American entry into the First World War marked a radical transformation in the nation’s approach to world affairs. While the extent to which notions of isolationism dominated common perceptions regarding the United States’ role in the world tend to be a little exaggerated, President Woodrow Wilson’s decision to send American troops across the Atlantic Ocean to engage in the European conflict did mark something of a repudiation of isolationism as an influential force in American foreign policy.
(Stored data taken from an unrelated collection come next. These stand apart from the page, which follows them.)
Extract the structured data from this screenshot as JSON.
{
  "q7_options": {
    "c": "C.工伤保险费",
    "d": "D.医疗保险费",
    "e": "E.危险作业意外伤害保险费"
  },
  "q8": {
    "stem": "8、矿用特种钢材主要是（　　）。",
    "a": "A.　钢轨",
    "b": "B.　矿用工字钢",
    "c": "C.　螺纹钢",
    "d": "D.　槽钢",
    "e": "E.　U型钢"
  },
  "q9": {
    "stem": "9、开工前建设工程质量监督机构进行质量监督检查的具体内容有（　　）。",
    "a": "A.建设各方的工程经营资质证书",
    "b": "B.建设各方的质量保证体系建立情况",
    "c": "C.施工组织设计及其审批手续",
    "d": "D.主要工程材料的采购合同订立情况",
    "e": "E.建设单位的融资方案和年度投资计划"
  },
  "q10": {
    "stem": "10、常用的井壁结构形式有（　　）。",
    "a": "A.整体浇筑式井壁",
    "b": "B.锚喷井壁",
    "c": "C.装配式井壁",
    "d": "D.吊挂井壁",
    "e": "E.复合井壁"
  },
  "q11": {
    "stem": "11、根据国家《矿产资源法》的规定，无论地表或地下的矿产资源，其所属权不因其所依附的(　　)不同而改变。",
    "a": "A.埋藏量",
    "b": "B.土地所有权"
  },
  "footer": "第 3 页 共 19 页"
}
Wilson had been extremely reluctant to engage the United States in the ongoing war in Europe. He believed it was preferable to remain neutral, and later be able to negotiate a new world order with less war by decreasing the factors that lead to war. Wilson’s “Fourteen Points,” issued after America’s entry into the war in 1917, reflected the president’s desire to eliminate Europe’s legacy of interborder disputes. Europe’s war was exacerbated by...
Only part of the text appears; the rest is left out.